The cast of “Urinetown” performs the opening act of the show during a dress rehearsal in the Aspen District Theater on Wednesday, Nov. 17, 2021. (Kelsey Brunner/The Aspen Times)

It’s a bit unusual for a student to hold that role in a Theatre Aspen Education production, according to show director Elissa Russell, who also serves as the director of education programming and administration at large for the company.

Russell said this is the first time in her three years at Theatre Aspen that she’s worked as a director alongside a student stage manager, though there are opportunities for students to join the backstage crew. She sees it as a sign of potential for future growth in the technical component of Theatre Aspen’s education department, which offers camps in the summer as well as programming during the school year.

“We’ve been wanting to build up the technical theater side of our programming and we believe that that is just as important as being onstage, is the people who are supportive backstage,” so you know, we’re really lucky to have Linnea and to be building this sort of face of students who are gaining an interest in technical theater, I think is really great, for them and for us.”

It’s a unique experience in part because the proximity and availability of the District Theatre allows student actors and crews to rehearse over an extended period of time in the same space the performance will take place, according to Earl and Russell. The space is equipped with professional-caliber equipment and managed by longtime performing arts production pro Nathan Cox; Theatre Aspen also brings in its own technical professionals.

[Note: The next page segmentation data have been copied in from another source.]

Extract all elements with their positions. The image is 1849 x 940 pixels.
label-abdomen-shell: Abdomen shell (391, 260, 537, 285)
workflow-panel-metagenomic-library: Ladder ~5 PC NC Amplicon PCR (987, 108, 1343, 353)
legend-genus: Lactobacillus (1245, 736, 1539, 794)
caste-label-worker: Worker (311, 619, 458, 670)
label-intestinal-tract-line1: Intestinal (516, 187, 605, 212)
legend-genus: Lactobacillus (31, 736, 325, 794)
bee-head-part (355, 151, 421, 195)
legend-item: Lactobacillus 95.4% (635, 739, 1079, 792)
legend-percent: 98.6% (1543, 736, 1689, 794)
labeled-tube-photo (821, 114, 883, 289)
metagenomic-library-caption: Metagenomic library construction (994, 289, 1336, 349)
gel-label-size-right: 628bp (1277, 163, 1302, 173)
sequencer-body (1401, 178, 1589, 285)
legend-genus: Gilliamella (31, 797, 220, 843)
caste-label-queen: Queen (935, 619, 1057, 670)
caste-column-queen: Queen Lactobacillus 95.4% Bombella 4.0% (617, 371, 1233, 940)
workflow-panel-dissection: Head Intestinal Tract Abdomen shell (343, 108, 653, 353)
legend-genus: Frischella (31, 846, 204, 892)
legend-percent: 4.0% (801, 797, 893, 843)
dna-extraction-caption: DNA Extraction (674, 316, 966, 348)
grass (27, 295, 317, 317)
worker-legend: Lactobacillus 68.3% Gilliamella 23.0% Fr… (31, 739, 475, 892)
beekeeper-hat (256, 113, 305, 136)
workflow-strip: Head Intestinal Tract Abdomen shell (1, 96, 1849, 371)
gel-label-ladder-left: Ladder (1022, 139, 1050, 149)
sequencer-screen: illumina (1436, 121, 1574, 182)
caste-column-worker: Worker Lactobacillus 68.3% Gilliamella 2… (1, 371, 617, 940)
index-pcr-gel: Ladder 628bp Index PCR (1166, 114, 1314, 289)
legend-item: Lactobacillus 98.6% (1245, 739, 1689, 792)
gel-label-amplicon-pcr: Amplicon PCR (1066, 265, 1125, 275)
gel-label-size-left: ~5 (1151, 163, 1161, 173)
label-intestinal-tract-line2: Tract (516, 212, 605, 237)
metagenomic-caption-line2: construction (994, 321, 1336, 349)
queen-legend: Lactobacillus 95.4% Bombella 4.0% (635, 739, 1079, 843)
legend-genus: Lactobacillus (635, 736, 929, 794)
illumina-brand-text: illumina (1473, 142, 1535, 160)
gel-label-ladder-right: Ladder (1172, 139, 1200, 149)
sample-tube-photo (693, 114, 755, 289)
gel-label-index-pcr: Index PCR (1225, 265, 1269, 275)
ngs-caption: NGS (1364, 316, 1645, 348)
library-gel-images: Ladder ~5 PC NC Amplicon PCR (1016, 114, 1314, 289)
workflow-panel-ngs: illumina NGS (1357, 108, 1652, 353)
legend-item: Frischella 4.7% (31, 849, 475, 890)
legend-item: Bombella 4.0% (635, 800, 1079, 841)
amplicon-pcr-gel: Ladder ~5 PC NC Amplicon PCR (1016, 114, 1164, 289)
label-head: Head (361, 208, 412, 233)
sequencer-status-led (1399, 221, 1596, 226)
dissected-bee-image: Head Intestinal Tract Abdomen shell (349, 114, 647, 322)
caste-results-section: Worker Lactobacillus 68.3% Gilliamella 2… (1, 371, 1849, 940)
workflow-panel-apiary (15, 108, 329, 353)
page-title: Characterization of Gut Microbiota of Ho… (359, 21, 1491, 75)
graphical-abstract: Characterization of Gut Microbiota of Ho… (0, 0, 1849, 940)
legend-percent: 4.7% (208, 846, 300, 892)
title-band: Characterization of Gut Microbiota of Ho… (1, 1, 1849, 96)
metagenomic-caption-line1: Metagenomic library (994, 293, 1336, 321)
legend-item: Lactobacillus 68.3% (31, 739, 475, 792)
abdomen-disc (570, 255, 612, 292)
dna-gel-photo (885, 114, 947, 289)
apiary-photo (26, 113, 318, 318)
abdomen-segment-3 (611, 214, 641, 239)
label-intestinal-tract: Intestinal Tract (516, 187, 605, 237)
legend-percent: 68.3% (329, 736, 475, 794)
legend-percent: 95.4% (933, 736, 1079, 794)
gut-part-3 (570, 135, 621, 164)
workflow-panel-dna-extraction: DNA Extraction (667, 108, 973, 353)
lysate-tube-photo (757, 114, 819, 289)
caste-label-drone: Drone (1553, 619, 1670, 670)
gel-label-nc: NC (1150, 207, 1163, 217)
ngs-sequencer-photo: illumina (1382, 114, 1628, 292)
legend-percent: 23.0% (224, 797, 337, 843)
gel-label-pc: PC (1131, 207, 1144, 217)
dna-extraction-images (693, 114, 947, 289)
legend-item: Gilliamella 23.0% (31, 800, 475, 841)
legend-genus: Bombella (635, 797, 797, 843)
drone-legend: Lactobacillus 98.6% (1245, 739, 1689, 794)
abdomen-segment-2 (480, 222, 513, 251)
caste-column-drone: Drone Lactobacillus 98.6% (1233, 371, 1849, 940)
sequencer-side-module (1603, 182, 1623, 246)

“I think it’s a really valuable experience for these students to be able to see that there are more opportunities in the theater, even if you don’t become a Broadway actor one day, that you could have a career as a lighting designer, or an educator or something else,” Russell said. “And I think that’s really valuable, and I think that this space technically lends a lot. … We’re not just performing in, like, a cafeteria or something like that.”

The Wheeler Opera House, which has played host to some productions in the past, has its merits, too, according to Earl. That space “is definitely more historic and beautiful,” Earl said, but most of the action there takes place right before performances rather than throughout the rehearsal process.

“My heart leaps when I get to be (at the Wheeler), but this is so homey and comfortable being in the district,” Earl said. “It’s like, I know it — it’s where I learned everything.”